However, the project I am working on this week has been haunting me for a long time.
I made this quilt top in 2000. Back then, I had a lot of time. My husband was in grad school, we had no kids, and I needed something to do to keep myself occupied. So, I made a couple of quilts. Then, we moved and I put it away. It came out last summer and I started to do a little quilting on it. But, honestly, I was having a tough time with it.
Hand quilting is a laborious process. It is my least favorite part of making a quilt. It gives me a hand cramp and I just was having trouble with my technique. I really wanted small stitches. Small stitches are supposed to prove that the quilter is especially skilled.
See those stitches? They are huge. And uneven. I am getting maybe (and I stress maybe) 5 or six stitches an inch. Really good handquilters get 10-12, or so they say. I have tried lots of different sized needles and thimbles. No change. I almost gave up.
However, I think that a handquilted quilt is a thing of beauty that cannot be replicated with a machine, no matter what imperfections might exist.
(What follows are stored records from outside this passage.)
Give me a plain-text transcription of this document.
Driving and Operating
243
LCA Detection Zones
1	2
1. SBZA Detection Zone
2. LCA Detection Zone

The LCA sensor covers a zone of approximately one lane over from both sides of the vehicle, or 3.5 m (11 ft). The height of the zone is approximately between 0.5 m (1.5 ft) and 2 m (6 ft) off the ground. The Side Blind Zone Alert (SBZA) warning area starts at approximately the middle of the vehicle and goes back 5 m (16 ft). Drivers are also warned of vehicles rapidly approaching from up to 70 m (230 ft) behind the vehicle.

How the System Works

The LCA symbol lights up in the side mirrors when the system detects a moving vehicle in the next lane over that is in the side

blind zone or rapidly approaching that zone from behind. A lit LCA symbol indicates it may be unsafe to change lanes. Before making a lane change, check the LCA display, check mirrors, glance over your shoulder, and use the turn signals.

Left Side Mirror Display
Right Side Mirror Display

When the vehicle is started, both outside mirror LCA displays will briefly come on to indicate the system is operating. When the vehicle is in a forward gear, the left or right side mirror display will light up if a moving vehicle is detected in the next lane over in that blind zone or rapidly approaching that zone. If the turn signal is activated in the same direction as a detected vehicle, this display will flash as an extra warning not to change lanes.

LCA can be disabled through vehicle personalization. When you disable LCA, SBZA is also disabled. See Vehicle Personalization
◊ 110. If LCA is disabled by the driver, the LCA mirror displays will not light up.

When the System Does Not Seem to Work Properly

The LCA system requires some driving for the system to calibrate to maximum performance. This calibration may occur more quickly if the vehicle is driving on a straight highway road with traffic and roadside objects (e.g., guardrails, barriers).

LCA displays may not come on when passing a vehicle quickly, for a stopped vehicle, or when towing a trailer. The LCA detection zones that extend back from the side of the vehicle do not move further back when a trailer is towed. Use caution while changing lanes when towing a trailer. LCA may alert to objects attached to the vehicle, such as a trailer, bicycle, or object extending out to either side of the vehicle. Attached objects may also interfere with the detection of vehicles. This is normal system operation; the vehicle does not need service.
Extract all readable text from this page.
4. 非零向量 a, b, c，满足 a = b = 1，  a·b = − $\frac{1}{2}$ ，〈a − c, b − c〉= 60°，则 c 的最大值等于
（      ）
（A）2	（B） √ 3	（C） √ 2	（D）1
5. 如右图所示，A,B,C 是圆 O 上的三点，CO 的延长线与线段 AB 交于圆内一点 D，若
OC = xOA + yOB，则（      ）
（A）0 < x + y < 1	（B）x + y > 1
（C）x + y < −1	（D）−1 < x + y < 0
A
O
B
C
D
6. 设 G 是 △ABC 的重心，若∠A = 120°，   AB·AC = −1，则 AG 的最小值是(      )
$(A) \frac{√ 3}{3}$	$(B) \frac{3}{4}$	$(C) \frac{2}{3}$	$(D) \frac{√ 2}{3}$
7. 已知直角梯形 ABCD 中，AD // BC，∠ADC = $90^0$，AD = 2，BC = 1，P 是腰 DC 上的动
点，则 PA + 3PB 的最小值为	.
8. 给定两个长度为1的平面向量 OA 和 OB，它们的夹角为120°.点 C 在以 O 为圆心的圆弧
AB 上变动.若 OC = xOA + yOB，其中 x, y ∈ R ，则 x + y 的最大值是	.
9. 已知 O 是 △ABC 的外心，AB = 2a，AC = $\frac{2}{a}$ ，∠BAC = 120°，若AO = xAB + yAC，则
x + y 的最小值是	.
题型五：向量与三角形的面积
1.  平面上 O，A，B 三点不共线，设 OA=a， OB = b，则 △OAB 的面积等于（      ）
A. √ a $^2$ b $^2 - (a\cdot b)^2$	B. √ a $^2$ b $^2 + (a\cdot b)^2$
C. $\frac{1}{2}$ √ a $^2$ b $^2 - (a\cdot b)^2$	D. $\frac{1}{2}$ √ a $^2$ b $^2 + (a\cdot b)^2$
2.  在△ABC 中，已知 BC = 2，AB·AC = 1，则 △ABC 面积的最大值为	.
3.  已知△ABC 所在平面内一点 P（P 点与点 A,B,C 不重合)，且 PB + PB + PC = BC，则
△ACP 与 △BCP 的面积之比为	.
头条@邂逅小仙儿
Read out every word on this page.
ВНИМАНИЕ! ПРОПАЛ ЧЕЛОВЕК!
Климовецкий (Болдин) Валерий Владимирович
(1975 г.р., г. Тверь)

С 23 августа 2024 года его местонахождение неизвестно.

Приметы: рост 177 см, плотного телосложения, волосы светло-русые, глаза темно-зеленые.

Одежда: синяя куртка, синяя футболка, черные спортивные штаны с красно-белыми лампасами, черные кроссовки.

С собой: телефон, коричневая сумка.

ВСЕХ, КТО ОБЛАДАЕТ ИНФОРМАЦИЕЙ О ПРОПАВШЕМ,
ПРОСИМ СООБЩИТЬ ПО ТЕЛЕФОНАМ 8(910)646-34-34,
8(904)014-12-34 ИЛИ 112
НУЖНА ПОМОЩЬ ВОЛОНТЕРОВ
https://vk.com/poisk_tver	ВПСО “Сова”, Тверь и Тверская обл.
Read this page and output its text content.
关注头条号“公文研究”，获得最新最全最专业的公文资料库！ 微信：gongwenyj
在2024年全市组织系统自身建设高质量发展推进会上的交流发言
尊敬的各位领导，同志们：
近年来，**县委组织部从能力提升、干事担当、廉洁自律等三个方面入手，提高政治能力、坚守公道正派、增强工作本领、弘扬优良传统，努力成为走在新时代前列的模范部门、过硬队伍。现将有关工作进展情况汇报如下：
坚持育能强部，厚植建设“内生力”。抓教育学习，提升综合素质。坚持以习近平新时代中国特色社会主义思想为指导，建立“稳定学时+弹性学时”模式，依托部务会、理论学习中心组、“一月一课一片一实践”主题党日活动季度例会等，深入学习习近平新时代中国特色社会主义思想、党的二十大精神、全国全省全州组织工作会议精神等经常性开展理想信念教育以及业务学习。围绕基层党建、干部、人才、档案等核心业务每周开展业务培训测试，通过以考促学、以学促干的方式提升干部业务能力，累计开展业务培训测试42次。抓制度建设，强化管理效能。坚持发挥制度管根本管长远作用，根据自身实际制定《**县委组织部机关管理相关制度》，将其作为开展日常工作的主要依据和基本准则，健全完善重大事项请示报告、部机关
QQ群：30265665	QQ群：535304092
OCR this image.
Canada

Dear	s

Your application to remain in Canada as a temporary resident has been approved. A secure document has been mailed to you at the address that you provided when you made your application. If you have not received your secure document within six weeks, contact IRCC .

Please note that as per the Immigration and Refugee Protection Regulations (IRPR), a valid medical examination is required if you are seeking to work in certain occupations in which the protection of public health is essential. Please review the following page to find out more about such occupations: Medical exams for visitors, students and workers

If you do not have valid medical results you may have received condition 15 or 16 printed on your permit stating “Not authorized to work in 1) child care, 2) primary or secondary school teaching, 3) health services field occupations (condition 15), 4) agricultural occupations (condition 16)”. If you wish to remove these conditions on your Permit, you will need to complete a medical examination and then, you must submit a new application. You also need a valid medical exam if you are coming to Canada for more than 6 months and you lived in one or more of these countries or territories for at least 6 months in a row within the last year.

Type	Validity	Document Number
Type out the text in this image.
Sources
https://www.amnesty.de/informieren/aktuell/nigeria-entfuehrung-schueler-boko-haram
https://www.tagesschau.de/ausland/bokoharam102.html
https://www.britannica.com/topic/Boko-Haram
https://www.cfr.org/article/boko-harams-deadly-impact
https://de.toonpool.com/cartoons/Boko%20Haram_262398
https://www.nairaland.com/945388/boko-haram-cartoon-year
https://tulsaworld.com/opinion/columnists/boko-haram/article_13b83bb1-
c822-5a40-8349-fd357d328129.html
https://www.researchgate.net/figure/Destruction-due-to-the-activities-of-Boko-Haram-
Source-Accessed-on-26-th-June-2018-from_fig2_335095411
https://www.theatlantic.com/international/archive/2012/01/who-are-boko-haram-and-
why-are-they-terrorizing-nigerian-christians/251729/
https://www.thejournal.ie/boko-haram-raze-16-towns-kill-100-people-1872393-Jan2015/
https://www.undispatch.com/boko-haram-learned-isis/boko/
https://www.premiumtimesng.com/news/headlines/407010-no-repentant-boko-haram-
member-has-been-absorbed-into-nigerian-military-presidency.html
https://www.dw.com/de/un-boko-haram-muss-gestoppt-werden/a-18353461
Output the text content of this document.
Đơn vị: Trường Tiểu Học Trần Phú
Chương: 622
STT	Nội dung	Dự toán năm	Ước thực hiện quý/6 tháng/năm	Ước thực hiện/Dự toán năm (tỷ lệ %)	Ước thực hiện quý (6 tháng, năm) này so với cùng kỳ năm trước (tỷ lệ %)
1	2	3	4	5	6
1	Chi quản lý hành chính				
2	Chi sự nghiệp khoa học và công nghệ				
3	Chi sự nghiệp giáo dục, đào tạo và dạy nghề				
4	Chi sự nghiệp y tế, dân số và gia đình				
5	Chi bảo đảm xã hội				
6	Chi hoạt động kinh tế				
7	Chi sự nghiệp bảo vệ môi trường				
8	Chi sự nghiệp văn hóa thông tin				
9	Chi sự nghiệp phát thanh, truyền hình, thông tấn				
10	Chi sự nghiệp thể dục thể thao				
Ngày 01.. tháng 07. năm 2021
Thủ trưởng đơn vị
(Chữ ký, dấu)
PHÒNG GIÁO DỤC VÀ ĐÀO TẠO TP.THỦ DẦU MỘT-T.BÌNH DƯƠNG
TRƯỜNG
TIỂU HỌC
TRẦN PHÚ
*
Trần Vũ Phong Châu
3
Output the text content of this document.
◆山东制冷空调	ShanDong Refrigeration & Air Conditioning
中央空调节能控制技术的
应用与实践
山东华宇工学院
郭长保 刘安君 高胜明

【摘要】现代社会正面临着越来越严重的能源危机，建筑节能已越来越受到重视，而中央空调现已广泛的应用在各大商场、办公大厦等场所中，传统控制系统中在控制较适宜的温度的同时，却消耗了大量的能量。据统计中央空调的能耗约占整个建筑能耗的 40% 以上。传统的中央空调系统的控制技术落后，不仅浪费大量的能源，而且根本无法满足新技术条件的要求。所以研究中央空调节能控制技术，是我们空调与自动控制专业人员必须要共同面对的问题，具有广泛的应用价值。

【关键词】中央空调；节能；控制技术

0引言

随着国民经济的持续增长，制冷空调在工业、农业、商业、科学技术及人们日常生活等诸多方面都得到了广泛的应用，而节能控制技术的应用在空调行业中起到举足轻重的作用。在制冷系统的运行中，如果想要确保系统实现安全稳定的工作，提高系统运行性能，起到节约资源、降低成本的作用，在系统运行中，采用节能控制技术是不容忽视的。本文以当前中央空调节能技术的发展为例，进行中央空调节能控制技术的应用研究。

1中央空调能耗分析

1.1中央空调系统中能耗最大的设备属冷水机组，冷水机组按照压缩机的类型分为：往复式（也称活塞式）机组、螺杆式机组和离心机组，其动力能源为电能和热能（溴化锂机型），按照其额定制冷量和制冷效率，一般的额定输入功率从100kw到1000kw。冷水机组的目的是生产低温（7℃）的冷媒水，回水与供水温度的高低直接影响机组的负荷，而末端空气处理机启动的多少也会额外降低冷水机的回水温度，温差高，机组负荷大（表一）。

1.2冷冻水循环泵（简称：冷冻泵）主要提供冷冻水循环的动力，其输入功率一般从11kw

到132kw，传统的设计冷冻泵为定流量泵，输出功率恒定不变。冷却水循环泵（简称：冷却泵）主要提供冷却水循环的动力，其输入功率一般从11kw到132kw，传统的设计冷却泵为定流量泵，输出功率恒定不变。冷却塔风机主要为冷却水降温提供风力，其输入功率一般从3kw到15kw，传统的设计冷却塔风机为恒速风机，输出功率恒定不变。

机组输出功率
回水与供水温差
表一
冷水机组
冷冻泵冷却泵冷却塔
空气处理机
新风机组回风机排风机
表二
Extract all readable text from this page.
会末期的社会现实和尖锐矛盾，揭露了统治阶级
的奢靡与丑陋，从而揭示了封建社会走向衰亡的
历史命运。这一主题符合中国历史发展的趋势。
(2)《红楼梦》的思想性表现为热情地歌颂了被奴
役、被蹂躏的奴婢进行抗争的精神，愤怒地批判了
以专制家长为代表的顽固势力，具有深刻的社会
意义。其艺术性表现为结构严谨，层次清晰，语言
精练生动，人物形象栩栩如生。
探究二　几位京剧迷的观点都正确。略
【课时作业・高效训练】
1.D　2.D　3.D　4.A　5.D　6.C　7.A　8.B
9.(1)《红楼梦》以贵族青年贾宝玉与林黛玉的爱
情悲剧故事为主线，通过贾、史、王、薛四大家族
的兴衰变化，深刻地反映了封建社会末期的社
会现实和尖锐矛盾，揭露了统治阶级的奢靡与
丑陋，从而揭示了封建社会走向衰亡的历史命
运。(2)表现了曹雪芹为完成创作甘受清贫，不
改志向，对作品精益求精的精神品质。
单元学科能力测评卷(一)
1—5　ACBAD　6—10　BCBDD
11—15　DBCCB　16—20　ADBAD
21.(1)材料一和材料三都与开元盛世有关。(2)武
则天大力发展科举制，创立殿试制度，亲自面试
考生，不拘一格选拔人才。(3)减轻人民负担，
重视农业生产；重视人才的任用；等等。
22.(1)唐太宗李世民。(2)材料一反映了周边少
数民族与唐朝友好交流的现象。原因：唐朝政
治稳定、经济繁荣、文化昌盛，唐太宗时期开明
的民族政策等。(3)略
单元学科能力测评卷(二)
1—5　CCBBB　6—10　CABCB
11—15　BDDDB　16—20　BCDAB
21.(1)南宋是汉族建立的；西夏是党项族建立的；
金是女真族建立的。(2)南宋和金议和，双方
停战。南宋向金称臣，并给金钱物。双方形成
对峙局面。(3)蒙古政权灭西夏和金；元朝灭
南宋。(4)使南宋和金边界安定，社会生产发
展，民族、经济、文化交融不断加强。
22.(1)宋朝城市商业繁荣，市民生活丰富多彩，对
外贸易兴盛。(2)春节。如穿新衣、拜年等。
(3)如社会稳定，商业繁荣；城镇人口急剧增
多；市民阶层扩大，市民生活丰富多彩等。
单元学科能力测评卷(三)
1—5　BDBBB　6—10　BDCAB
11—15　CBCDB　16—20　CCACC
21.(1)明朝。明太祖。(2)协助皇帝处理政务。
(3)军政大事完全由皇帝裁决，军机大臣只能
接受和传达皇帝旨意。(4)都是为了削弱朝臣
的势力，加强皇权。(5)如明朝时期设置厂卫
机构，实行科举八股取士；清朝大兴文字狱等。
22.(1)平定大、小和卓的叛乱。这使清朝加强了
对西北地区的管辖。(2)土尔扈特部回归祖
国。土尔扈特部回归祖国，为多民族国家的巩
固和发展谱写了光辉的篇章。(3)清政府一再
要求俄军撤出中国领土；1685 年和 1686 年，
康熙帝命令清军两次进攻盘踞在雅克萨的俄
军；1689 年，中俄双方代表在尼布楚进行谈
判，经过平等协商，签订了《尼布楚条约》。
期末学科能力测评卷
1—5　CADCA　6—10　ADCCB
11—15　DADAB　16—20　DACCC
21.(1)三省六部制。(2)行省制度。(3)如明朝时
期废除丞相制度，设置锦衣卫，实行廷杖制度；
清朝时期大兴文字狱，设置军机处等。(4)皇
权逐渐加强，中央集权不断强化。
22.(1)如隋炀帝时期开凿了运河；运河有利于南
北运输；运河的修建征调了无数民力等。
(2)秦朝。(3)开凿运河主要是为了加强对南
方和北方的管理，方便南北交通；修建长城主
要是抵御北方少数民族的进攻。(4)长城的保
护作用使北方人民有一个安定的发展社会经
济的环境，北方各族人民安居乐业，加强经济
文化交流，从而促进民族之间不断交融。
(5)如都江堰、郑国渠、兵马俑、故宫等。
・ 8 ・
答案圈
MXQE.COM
Don’t get me wrong, I am not opposed to machine quilting. In fact, I am hoping to increase my skill level in that area, but that’s another story.
I really love this quilt. I love how the crosses echo each other. When I made it, I imagined that I would hang it on a wall in a future house. I think it’s time to let go of my of my perfectionist tendencies. I think it is time to finish it now.
Unfortunately, there might be some other distractions coming up. More about that later.